Morrigan estaba respirando profundamente para mantener la calma, cuando el olor la asaltó. Era el olor espeso y metálico de la sangre fresca, mezclado con otro repugnante, como de diarrea. Morrigan, entre náuseas, comenzó a respirar por la boca, mientras intentaba atisbar a Kai por encima de las cabezas de la gente. Se dio cuenta de que había unos picos de ónice que estaban húmedos, y sintió el sabor de la bilis. Si no hubiera estado agarrada a la mano de Birkita, habría salido corriendo de la sala.

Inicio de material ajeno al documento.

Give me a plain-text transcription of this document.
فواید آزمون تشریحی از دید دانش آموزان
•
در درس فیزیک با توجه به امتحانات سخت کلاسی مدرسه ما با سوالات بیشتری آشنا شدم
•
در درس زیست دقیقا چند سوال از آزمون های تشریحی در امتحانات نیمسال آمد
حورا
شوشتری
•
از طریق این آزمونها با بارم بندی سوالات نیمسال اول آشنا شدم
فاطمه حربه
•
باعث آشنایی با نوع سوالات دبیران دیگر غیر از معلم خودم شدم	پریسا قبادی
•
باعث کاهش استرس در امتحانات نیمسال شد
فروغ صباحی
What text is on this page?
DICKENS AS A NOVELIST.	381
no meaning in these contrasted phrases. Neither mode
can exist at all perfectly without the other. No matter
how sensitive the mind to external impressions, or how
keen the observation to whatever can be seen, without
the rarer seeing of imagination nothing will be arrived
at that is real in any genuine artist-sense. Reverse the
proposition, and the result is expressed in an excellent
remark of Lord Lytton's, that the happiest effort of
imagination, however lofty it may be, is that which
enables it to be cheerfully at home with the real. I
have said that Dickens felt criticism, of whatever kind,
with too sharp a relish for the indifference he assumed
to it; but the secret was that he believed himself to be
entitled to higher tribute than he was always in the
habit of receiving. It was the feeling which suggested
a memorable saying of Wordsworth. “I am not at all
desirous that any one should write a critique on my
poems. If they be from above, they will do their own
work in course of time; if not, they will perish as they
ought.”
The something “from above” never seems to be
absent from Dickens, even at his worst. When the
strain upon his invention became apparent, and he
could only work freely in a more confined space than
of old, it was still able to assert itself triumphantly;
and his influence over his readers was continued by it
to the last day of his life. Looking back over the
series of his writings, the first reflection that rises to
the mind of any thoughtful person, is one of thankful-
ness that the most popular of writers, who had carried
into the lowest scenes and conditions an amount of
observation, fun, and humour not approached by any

«Valor… el Maestro de la Piedra ha encontrado su destino, simplemente…». Aquellas palabras resonaron en su mente casi al mismo tiempo que Birkita le susurraba:

– Animo, hija.

Morrigan apartó la mirada de las piedras manchadas de sangre, y la primera persona a la que vio realmente fue Shayla. La Señora de los Sidethas estaba inmóvil, con la espalda pegada a la pared de ónice, con las mejillas llenas de lágrimas mientras miraba al hombre que yacía a sus pies. Morrigan sintió pena por ella. Shayla estaba devastada. Tal vez amara de verdad a Kai. Entonces, vio a Kegan. Estaba de rodillas, inclinado sobre Kai, y a su lado había una mujer que a Morrigan le resultaba vagamente familiar. Debía de ser la Sanadora de los Sidethas. Junto a ellos había dos mujeres más jóvenes que le entregaban los instrumentos y las vendas cuando la doctora se los pedía. Por fin, Morrigan permitió que su mirada descendiera más.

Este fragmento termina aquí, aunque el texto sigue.